The neglect of slavery as a specific focus, he argues, is the outcome of key shifts in the methods and concerns of comparative and historical sociologists. The first shift was toward “grand historical sociology,” a tradition that emerged in the mid-to late seventies and early eighties, led by scholars including Theda Skocpol, Dietrich Rueschemeyer, and Peter B. Evans. This tradition used historical process-tracing and case comparison to chart the emergence of the modern world system. Within this tradition, slavery was treated as “one mode of labor production [among many], along with East European serfdom and Western wage labor” (Patterson, this issue).

Patterson clarifies that the problem extends beyond choice of methods and into the discipline’s baseline scholarly orientation. Slavery, he explains, “became entangled with changing ideological fads and fashions in sociology. Up to the 1960s, slavery was, indeed, considered an essential factor in explaining racism and the plight of black Americans and blacks generally.” But culture “became suspect among sociologists and the subject was largely dropped from sociological work on race and poverty” and excluded “as an explanatory factor in the study of race.” The topic of slavery was “smeared through a kind of intellectual guilt by association” with the culture of poverty approach, “among sociologists.” A view of slavery as “non-destructive of the social lives of the slaves” fitted neatly with the overall turn against cultural analysis in sociology in general and in the study of black life and poverty more specifically. “The fundamental issue at stake here is the misguided pseudo-liberal failure of sociologists, both those who work on present problems and historically oriented ones, to recognize one of the most tragic complexities of oppression. This is the fact that oppression works both externally and internally” (Patterson, this issue).

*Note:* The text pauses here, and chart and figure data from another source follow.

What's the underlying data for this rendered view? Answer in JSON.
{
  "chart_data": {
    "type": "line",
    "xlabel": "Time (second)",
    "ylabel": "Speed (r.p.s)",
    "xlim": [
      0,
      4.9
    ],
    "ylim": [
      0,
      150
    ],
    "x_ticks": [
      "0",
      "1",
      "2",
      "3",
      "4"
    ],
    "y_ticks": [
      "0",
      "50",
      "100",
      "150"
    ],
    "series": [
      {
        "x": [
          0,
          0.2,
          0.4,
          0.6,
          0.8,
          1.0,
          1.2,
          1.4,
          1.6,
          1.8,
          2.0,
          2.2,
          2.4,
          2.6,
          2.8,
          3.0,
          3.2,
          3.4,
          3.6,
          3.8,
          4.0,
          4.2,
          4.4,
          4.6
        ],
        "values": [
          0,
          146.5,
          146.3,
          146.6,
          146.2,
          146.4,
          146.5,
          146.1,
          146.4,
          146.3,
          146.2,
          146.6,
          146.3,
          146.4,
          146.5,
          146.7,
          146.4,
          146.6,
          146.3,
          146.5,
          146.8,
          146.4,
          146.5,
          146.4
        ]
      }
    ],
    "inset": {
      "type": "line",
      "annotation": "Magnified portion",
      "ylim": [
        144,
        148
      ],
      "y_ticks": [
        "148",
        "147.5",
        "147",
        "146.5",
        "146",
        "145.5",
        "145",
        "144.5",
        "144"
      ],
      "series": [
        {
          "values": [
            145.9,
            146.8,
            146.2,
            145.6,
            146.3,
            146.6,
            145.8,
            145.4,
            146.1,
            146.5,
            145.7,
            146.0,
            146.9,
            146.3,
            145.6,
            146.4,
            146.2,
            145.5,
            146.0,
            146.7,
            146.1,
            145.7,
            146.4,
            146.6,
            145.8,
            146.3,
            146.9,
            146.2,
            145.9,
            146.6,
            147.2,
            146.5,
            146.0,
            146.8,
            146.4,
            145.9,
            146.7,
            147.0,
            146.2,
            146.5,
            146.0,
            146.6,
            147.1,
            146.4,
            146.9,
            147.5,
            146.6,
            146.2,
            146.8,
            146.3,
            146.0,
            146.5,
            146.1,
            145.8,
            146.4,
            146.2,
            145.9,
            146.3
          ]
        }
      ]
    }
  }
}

The second shift concerns presentism. Presentism is the dehistoricization of social phenomena, reflected in the temporal and regional parochialism of the papers published in the discipline’s leading journals, the vast majority of which “usually do not indicate any era, period, or time frame, and are written in the sociological present tense” (Patterson, this issue, quoting Steinmetz 2018). This style of analysis “conveys an image of the social world as being governed by unchanging universal laws and logics of necessity. The message is that the present is the same as the past, or that the past is simply not interesting …” (ibid.)

Slavery was one of the foundational institutions of western civilization. It was one of the foundational institutions of the United States. As the articles in this special issue of Theory and Society demonstrate, a fully historicized treatment of the subject, attendant to its specific manifestations and consequences, is Patterson’s bequest to us.